It is believed that the Khasi mandarin has the power to drive away anger in a person. If you have maddened somebody, locals will tell you to offer them the fruit to dispel their rage.
A 10,000 step journey
The Khasi mandarin (Citrus reticulate), locally known as Soh-Niamtra, is sweet, pulpy, and succulent, compared to its tangier and less juicy cousin, the orange, for which it is commonly mistaken.
It is found only in the Meghalaya state of north-east India, and primarily grows in the sub-mountainous tracts along the steep terrain of the Indo-Bangladesh border. Here, the landscape is entirely covered in Khasi mandarin trees, which during the winter months transform the setting into a valley of gold.
Most of the mandarins, which begin to appear in September when temperatures start to dip, make an arduous journey to the markets from the villages of Mawphu, Tmar, Pyndengmawlieh and Nongnah. They are packed into bamboo woven baskets, and are often carried up or down steep hills to vehicle accessible roads to finally reach the markets. In a single trip, a porter from Mawphu will carry 90 to 100 kilos of the fruit up a flight of around 10,000 stairs, the only connecting path to the main road.
A traditional crop of the region, the Khasi mandarin has always had an important presence in the daily lives of local people. Not only is it a popular and delicious food that is a mainstay of the winter season, but it is also a major source of income.
Its cultural importance is apparent in the reverence and care with which the mandarin trees are grown and maintained. Only the seeds of the healthiest trees are saved and planted, and only the healthiest saplings are moved to the orchards. Khasi mandarin producers, who maintain traditional plantation practices, ensure that each plant is given individual attention. When a sapling is shifted from a nursery to a permanent location, it is replanted in the exact same orientation with respect to the four cardinal directions. It is believed that a Khasi mandarin farmer and a plant must always face each other during plantation or else the plant will not grow.

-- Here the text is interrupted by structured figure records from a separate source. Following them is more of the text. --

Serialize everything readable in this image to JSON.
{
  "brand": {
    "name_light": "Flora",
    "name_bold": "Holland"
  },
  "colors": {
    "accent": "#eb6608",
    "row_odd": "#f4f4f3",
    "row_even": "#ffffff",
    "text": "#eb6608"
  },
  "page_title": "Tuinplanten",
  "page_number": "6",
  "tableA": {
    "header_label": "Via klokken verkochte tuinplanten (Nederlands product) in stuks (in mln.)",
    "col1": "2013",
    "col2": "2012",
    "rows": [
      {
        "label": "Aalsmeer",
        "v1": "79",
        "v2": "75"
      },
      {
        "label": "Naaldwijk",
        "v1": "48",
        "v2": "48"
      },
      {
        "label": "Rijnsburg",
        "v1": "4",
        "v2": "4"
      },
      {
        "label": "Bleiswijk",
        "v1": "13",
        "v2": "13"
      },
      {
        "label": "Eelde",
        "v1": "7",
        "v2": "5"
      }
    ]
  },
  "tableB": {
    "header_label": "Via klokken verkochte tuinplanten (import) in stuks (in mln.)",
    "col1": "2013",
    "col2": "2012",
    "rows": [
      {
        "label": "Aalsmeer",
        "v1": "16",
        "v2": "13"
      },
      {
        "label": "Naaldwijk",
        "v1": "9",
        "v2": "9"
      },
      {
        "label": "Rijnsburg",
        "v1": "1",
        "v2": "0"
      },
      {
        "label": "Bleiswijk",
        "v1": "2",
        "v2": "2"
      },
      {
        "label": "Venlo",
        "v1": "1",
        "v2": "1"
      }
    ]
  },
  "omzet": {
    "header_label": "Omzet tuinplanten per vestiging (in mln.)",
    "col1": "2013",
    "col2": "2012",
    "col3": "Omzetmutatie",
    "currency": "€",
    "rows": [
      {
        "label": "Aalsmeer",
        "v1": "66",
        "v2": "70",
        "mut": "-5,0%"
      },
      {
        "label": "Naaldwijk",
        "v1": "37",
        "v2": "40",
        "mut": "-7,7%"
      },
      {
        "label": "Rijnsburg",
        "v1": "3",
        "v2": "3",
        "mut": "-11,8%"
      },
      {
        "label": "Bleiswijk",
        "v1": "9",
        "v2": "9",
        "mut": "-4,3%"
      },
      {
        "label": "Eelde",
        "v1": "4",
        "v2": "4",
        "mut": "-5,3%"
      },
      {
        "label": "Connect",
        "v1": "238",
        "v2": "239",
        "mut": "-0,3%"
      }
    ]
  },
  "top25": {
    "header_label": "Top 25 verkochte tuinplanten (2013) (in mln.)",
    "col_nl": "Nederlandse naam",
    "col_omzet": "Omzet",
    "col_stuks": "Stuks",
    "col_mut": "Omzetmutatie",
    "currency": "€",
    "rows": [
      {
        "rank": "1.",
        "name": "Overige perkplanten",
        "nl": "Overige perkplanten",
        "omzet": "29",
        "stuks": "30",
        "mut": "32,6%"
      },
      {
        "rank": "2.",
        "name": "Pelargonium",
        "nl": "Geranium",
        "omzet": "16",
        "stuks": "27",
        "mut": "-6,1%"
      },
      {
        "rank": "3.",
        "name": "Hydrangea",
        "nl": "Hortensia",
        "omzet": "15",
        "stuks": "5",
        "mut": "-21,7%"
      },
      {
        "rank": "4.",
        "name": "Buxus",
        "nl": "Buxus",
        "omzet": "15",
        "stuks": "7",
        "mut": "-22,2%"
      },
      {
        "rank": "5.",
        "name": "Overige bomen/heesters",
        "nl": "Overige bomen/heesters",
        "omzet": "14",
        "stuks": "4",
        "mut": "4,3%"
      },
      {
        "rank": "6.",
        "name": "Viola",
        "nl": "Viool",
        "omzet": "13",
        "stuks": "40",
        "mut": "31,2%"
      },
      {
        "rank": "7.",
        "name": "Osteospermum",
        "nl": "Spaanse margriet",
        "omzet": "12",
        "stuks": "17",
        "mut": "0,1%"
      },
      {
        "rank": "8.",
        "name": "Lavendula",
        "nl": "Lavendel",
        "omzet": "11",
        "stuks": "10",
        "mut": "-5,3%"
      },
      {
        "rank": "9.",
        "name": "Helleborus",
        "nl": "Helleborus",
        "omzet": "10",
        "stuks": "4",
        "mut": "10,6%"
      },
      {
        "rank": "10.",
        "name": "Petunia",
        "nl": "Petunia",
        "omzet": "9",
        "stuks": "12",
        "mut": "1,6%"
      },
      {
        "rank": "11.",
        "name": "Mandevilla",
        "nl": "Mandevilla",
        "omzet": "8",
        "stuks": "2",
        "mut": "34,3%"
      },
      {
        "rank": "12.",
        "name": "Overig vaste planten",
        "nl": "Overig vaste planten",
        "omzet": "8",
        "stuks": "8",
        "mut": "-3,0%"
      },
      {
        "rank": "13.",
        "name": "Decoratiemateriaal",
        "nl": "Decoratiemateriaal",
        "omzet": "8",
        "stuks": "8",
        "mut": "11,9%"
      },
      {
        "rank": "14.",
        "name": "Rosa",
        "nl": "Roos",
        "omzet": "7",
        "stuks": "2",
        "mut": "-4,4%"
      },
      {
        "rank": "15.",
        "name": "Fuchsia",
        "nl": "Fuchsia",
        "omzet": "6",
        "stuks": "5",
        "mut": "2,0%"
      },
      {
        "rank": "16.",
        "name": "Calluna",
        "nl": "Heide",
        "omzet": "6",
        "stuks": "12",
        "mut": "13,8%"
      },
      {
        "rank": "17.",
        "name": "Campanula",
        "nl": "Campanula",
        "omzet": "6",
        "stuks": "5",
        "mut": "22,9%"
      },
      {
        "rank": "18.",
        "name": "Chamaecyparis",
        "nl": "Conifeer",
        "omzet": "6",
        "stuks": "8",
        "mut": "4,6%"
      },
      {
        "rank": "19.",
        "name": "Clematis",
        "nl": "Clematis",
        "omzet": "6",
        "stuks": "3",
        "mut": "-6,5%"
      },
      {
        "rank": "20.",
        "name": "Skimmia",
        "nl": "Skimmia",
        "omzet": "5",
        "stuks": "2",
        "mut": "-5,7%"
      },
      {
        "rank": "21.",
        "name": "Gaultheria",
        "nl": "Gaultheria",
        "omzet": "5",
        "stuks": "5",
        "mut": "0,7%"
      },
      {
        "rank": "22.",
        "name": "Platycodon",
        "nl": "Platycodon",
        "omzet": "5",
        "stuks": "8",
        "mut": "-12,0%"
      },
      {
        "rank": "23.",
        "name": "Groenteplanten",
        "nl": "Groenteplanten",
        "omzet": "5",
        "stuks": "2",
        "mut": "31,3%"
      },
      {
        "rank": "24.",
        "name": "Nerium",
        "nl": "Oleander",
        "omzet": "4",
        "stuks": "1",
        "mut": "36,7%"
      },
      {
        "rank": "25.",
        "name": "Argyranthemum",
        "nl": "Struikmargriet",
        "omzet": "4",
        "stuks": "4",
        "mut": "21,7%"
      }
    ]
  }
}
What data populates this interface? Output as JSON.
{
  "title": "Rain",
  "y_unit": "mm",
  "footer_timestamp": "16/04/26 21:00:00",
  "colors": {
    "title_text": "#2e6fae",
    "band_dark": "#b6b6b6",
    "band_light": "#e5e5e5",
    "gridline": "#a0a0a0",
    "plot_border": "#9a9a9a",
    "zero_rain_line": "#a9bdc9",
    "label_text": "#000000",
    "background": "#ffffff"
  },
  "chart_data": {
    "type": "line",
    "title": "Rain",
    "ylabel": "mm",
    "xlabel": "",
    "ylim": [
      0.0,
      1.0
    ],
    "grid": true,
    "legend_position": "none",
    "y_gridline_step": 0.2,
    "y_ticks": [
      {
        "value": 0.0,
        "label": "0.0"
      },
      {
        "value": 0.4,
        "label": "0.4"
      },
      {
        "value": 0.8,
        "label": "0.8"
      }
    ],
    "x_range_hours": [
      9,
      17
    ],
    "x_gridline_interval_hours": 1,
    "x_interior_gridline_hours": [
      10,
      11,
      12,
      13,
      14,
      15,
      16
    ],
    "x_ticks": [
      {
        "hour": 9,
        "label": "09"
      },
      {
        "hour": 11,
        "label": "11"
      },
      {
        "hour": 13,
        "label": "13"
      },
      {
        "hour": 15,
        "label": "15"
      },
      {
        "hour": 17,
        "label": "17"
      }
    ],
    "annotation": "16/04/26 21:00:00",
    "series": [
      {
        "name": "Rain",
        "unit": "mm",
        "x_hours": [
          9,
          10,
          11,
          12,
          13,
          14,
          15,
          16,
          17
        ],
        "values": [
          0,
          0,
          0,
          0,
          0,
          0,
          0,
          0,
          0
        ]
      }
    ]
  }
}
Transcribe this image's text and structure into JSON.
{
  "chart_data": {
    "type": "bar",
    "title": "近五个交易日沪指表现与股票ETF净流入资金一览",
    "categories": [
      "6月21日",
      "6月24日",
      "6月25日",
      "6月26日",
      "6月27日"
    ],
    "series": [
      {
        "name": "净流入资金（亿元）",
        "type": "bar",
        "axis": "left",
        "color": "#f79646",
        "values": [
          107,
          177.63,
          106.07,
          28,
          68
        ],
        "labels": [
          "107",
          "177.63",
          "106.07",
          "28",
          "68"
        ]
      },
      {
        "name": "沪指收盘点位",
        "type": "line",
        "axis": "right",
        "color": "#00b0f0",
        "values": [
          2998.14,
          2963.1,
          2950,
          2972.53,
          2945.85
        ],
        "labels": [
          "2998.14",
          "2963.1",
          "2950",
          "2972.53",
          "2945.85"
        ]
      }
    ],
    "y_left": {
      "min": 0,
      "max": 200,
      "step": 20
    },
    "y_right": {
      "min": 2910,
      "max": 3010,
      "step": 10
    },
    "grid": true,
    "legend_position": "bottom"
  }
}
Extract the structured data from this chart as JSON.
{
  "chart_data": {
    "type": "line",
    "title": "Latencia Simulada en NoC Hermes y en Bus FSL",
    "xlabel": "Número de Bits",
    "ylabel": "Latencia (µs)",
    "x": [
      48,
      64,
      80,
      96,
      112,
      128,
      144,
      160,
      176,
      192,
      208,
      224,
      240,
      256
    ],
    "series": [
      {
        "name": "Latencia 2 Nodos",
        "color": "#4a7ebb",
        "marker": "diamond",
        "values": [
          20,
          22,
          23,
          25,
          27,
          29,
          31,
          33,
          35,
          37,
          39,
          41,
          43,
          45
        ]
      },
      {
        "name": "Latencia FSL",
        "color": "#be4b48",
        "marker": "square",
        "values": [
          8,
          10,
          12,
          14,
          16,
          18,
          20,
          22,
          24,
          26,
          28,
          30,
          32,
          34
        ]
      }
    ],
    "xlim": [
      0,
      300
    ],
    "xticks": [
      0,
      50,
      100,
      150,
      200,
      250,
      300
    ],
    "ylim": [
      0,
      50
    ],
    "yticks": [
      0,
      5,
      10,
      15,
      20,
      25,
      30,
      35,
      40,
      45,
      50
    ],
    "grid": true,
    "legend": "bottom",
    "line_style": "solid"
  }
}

All the communities that grow the Khasi mandarin have diverse traditional techniques of fruit storage. Some store harvested fruits inside sandy pits, others place them on the top of hearths in their traditional homes. The mandarins are available until March and sometimes even April thanks to these preservation techniques.
Today, most mandarin-producing households have at least 200 trees in their orchards while some farmers like Bah Running Thabah from Tmar keep about 4,000, and depend almost entirely on mandarin production.
The growers share a special connection with the mandarin, yet with the passage of time, the connection has weakened leading to a drastic drop in production volume and even number of trees. The mandarin trees are becoming more vulnerable to pest attacks and many farmers have observed reduced lifespans.
The Presidia project is an opportunity for the Khasi mandarin to reclaim its place as a fruit and plant of importance in Meghalaya, which will encourage local farmers to save their endangered traditions.
The Khasi mandarin Presidium project involves local Indigenous communities in the villages of Nongbah, Nongkdait, Nongkitieh, Tmar and Mawphu. Activities in this area are coordinated by NESFAS (North East Slow Food & Agrobiodiversity Society), which is also working to catalogue the local biodiversity.